Usually, the government ensures contracts with a value of more than £10,000 are publicly advertised and given only after a competitive tender. This tendering process is a bureaucratic bi-product of the NHS’ ‘internal market’. However, the declaration of emergency measures at the wake of this pandemic ensued the government’s suspension of normal procurement measures. Although KPMG confirmed a reduced rate fee in the contract, they declined to confirm their value. The KPMG consultants embody a corrupt kind of literal and conceptual invisible hand in the frame, as the Tory party chooses their profiteering private sector-patrons, as opposed to letting their beloved free market decide. It poignantly follows the Tory party’s outsourcing logic and the parasitical relationship between this crisis and privatisation. The creation of the Nightingale emergency hospitals were a symptom of privatisation and budget cuts and yet the government’s response is to continue to privatise and outsource.Gabriel Scally, a professor of public health said that "the destruction of the infrastructure that stopped England coping with major emergencies explains why we're now seeing private companies being brought into these functions".

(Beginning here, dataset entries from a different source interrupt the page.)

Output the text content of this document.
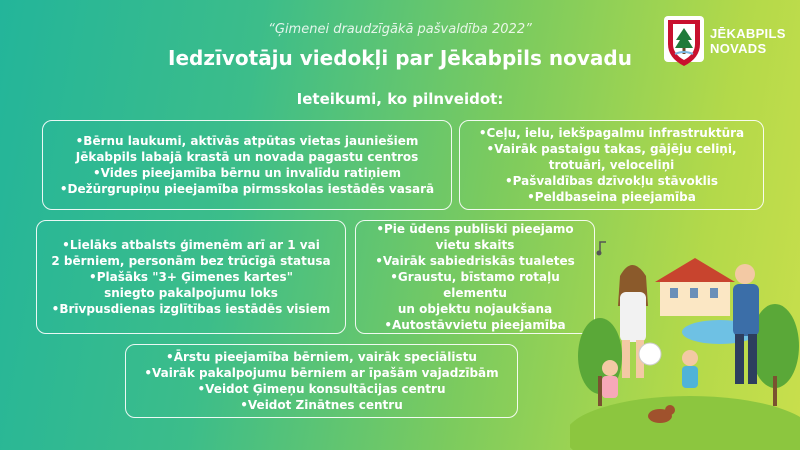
“Ģimenei draudzīgākā pašvaldība 2022”
Iedzīvotāju viedokļi par Jēkabpils novadu
Ieteikumi, ko pilnveidot:
JĒKABPILS
NOVADS
•Bērnu laukumi, aktīvās atpūtas vietas jauniešiem
Jēkabpils labajā krastā un novada pagastu centros
•Vides pieejamība bērnu un invalīdu ratiņiem
•Dežūrgrupiņu pieejamība pirmsskolas iestādēs vasarā
•Ceļu, ielu, iekšpagalmu infrastruktūra
•Vairāk pastaigu takas, gājēju celiņi,
trotuāri, veloceliņi
•Pašvaldības dzīvokļu stāvoklis
•Peldbaseina pieejamība
•Lielāks atbalsts ģimenēm arī ar 1 vai
2 bērniem, personām bez trūcīgā statusa
•Plašāks "3+ Ģimenes kartes"
sniegto pakalpojumu loks
•Brīvpusdienas izglītības iestādēs visiem
•Pie ūdens publiski pieejamo
vietu skaits
•Vairāk sabiedriskās tualetes
•Graustu, bīstamo rotaļu elementu
un objektu nojaukšana
•Autostāvvietu pieejamība
•Ārstu pieejamība bērniem, vairāk speciālistu
•Vairāk pakalpojumu bērniem ar īpašām vajadzībām
•Veidot Ģimeņu konsultācijas centru
•Veidot Zinātnes centru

The invisibilisation of the KPMG contractors in the frame are part of the Tory party's attempt to render invisible the profiteering dimensions involved in the pandemic by portraying it as a national effort. It also points to a wider systemic issue as they use the crisis to push through opaque contracts to the private sector. The government has reportedly paid £1.7 billion to private companies during the crisis without competitive tender. These 400 contracts have provided services for the requiring of personal protective equipment and testing capacity. The government outsourced contracts to Deloitte (logistics of drive through test centres), G4S, Sodexo, Serco (contract tracing), Boots, and tech companies Palantir and Faculty have been running test centres. And if you haven't been reading the news recently, despite our test and trace system making virtually no difference, Serco's profits are booming and are even considering paying dividends to their shareholders.


A freedom of information request by the Health Service Journal exposed that the government spent £220 million resurrecting the Nightingale hospital project, and £15 million running them throughout April. The total sum of £235 million is the equivalent of 963,116 days and nights of care in hospital; if this money had already been invested this would have provided an additional 2,640 beds in 2019 which would have allowed the NHS to enter the crisis with additional capacity and decreased a splurge of spending on temporary field hospitals.


The construction of the Nightingale field hospitals are symptomatic of years of austerity, and the time-lapse video renders invisible the deadly consequences privatisation has had on the government’s response whilst emboldening the oxymoronic slogan to "Protect the NHS".


*If you are interested in Visual Politics, read 'Sensible Politics: Visualising International Relations' by William Callahan - it's pretty damn cool.